Why we say Yes, when we mean No. Friendship edition.


  1. This post made me smile and nod in agreement- I don’t eat lunch either. Lunch is like the bane of my existence. I may eat something resembling part of a lunch around 2-3p but I would rather just graze at work all day. I joke about this with my friend who is always “lunching”. The thought of going somewhere and having a whole “thing” surrounding lunch doesn’t sound appetizing in the least.

    I could sit at Starbucks for an hour just chatting in a lunch typical hour but it really needs to be that casual for me to look forward to it.

    I think though, what you start to realize is that you don’t have to lunch or dinner to have friends enough that someone will wave you over at a school event or ask your kid for a play date. Or realize that the kind of people who would leave your kid(s) out because you’re not close are not the kind of people you want your kid(s) hanging with anyway.

    I’ve never had a clique and thought at different times that it would be nice to have a set group. But then in talking to my friend who has like two main groups that she’s really close with, that would never work for me. It sounds like a lot of obligation to me, where it’s fun for her.

    I prefer to have different friends for different things, none of them really friends with any of my other friends. There’s no drama, no fb pictures of being left out of the group. Because people never really leave fourth grade. In a group there is inevitably people talking about someone in the group- that’s just how women bond. Someone always feels insecure or left out. It’s just the nature of a clique.

    Do I sometimes feel like a clique would be easier- sure. It would be “guaranteed friends” – except that it really isn’t. Because like you said, there seems to always be a level of insecurity. There always seems to be a perceived leader in the group and the obvious insecure ones who feel the need to please or be close to the leader.

  2. I completely get this. When my daughter started school, I made a point of going to every event and saying yes to every invitation for drinks, etc. with other moms. It worked really well, and I formed an incredible bond with 12 amazing ladies. We go out for drinks every month, and I love having them in my life. Two years later, my son is about to start school. The idea of getting to know a new crop of parents and doing this all over again is daunting. I just don’t know if I have it in me. But, it doesn’t seem fair that I would have these friendships that lead to play dates and other fun invitations for my daughter and then not do the same for my son. I’m not sure how I will find the balance here. Maybe I should have been a little less social the first time around!

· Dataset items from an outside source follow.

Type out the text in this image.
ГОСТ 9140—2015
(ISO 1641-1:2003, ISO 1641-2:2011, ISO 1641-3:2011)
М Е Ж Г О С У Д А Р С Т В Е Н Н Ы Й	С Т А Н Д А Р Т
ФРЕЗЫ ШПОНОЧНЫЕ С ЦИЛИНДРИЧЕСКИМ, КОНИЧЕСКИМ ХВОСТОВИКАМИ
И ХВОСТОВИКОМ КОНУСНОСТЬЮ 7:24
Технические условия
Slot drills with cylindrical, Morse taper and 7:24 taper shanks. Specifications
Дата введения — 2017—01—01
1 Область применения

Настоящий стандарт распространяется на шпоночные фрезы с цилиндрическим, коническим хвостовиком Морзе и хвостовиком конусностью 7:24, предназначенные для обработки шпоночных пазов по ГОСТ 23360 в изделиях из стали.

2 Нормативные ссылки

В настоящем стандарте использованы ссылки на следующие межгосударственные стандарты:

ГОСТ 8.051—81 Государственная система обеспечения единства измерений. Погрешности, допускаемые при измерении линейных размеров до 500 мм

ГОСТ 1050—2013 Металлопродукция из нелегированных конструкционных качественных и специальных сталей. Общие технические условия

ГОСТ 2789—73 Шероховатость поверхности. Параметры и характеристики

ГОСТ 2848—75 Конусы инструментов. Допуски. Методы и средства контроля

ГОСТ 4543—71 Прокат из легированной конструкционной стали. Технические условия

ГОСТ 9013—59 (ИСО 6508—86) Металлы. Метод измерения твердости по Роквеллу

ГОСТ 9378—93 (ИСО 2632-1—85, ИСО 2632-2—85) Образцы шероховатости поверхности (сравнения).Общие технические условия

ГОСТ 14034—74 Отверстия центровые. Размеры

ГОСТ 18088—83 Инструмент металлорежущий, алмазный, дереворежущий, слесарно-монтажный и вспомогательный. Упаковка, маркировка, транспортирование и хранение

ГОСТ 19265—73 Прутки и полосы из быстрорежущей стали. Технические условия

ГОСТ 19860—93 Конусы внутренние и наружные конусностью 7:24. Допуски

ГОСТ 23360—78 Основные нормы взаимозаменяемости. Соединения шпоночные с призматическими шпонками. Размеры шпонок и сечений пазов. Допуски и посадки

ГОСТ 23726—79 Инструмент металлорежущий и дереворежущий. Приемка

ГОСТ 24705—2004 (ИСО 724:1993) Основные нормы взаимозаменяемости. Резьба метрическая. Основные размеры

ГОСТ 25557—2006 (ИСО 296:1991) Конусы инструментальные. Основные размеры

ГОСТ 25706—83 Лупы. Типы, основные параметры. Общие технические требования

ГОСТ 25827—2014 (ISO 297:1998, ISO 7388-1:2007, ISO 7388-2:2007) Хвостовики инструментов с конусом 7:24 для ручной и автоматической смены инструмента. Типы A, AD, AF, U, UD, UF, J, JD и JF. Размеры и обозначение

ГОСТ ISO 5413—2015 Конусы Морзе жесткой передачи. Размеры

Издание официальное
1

  3. I feel this way about all meals. I am athletic and would prefer to skip dinner and go for a hike, then maybe ice cream or coffee afterwards. Outside, to people watch and chat. But ALL of my friends want to eat and drink. And don’t get me wrong, I LOVE wine, but not every single night. It’s rude now to want to pay for your own bill (and I wouldn’t want to me that person anyway, for the most part) but if I do go out, I want to nibble on an app and have one good glass of wine, while they plow through 3 courses and 2 bottles. The check comes, and I may as well have gorged myself because I am paying for at least a 3rd of it.

  4. I love this kind of personal essay post — it reminds me of stuff you used to write when I started reading your blog 10 years ago! I say yes too much but (I think) it’s mostly because I really enjoy being social and laughing with my friends over wine. (My friend dates are mostly not during the middle of the day:) )

    I also wanted to say thanks for the post about your teacher. I am a former teacher now school administrator and teacher of ed leadership, and I find it disgusting when those in leadership positions try to squelch teacher’s creativity and strong relationships with students. A hug and a pat on the back — really??? Kudos to you for publicly support those who gave so much to you.

    1. Author

      Thanks Leah. Because I’m in a great routine right now, making writing a priority again, I anticipate a lot more personal posts to come. This type of introspective writing helps me stay in that space when I’m writing the next memoir (which is what I’m working on now).